A Representative western blot of MYCN, PRMT5, SNRPD3 and SNRPD3 protein arginine methylation (methylated SNRPD3) expression in SHEP.tet21n cells following treatment with either vehicle or Dox at 48 and 72 h. B Densitometry analysis of SNRPD3 protein arginine methylation, PRMT5 and SNRPD3 protein expression in SHEP.tet21n cells following treatment with either vehicle or Dox at 48 and 72 h. C Representative western blot for endogenous PRMT5 and SNRPD3 after immunoprecipitation of SNRPD3 from SK-N-BE(2)-C and KELLY cells. Five percent of the cell lysate was loaded as input. D Representative western blot for endogenous SNRPD3, PRMT5 and MYCN after immunoprecipitation of MYCN from SK-N-BE(2)-C or KELLY cells. Five percent of the cell lysate was loaded as input. All results represent n = 3 independent biological replicates, mean ± SEM, where the P value was determined through a two-way ANOVA, with Tukey’s multiple comparison tests.

Fig. 6. Chemical inhibition of PRMT5 has selective toxicity for neuroblastoma cells compared to normal myofibroblast cells.
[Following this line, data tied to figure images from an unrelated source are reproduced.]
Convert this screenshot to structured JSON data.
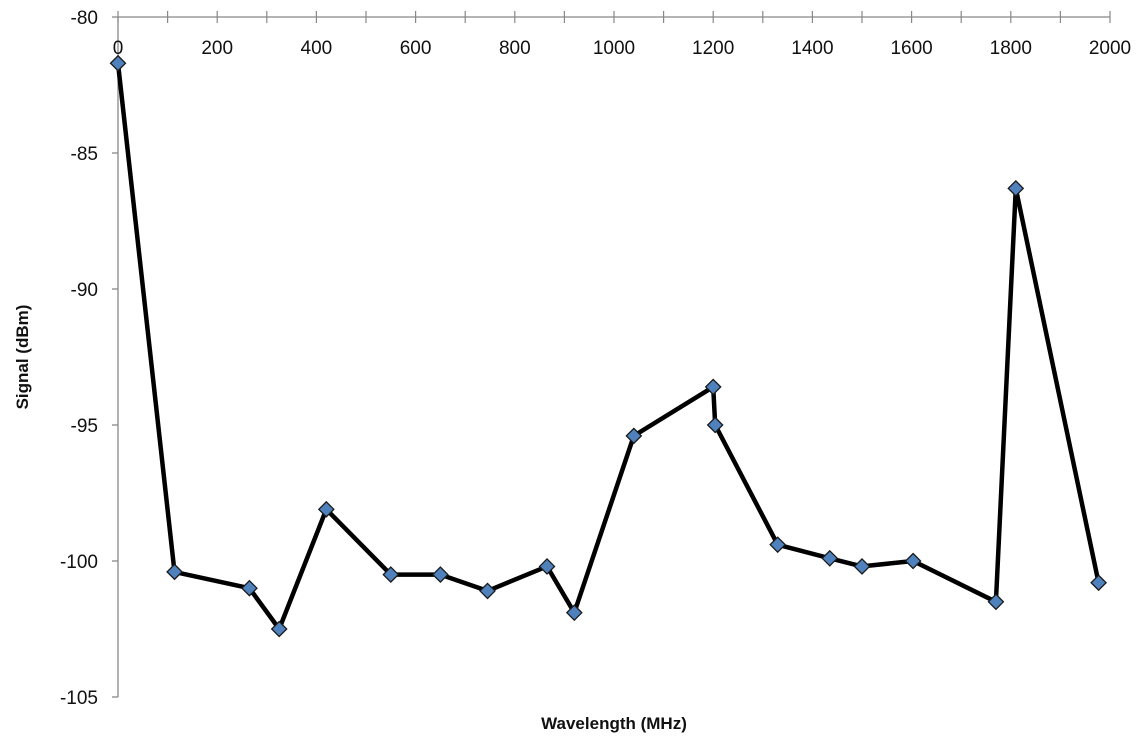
{
  "chart_data": {
    "type": "line",
    "title": "",
    "xlabel": "Wavelength (MHz)",
    "ylabel": "Signal (dBm)",
    "xlim": [
      0,
      2000
    ],
    "ylim": [
      -105,
      -80
    ],
    "x_major_ticks": [
      0,
      200,
      400,
      600,
      800,
      1000,
      1200,
      1400,
      1600,
      1800,
      2000
    ],
    "x_minor_step": 100,
    "y_ticks": [
      -80,
      -85,
      -90,
      -95,
      -100,
      -105
    ],
    "x_axis_position": "top",
    "grid": false,
    "legend": "none",
    "series": [
      {
        "line_color": "#000000",
        "marker_color": "#4f81bd",
        "marker": "diamond",
        "x": [
          0,
          114,
          265,
          325,
          420,
          550,
          650,
          745,
          865,
          920,
          1040,
          1200,
          1204,
          1330,
          1435,
          1500,
          1603,
          1770,
          1810,
          1977
        ],
        "y": [
          -81.7,
          -100.4,
          -101.0,
          -102.5,
          -98.1,
          -100.5,
          -100.5,
          -101.1,
          -100.2,
          -101.9,
          -95.4,
          -93.6,
          -95.0,
          -99.4,
          -99.9,
          -100.2,
          -100.0,
          -101.5,
          -86.3,
          -100.8
        ]
      }
    ]
  }
}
A Cell viability measured 72 h after SK-N-BE(2)-C, KELLY, SH-SY5Y, SK-N-FI, and MRC-5 cells were treated with increasing concentrations (0–50 µM) of the PRMT5 inhibitor, JNJ-64619178. B SK-N-BE(2)-C and KELLY cells were treated with IC₅₀ concentrations of JNJ-64619178 for 10 days (SK-N-BE(2)-C) or 14 days (KELLY), followed by colony formation assays. Quantification of colony forming assays was based on colony numbers. Differences in colony formation were compared to the vehicle control. All results represent n = 3 independent biological replicates, mean ± SEM, where the P value was determined through a one-way ANOVA, with Dunnett multiple comparison testing. C Representative western blot of SNRPD3 protein arginine methylation (methylated SNRPD3), SNRPD3, and PRMT5 expression following treatment with IC₅₀ concentration of JNJ-64619178 in SK-N-BE(2)-C and KELLY cells for 24 and 48 h, followed by densitometry analysis, where difference in protein expression was compared to vehicle control. D Cell viability was measured 72 h after vehicle or Dox treated SHEP.tet21n cells were treated with increasing concentrations (0–50 µM) of JNJ-64619178. E Representative western blot of SNRPD3 protein arginine methylation, SNRPD3, PRMT5, and MYCN expression following treatment of vehicle or Dox treated SHEP.tet21n cells with IC₅₀ concentrations of JNJ-64619178 for 24 h, followed by densitometric analysis of protein expression compared to vehicle control. F Cell viability was measured 72 h after vehicle or Dox treated BE(2)-C.shSNRPD3 #2 cells were treated with increasing concentrations (0–50 µM) of JNJ-64619178. G Representative western blot of SNRPD3 protein arginine methylation, SNRPD3, and PRMT5 expression following treatment of vehicle or Dox treated BE2C.shSNRPD3 #2 cells with IC₅₀ concentrations of JNJ-64619178 for 24 h, followed by densitometry analysis of protein expression compared to vehicle control. Two-way ANOVA statistical test was performed for each concentration compared back to no drug control (at 0 μM) (****p < 0.0001). All results represent n = 3 independent biological replicates, mean ± SEM, where the P value was determined through a two-way ANOVA, with Tukey’s multiple comparison tests, unless stated otherwise.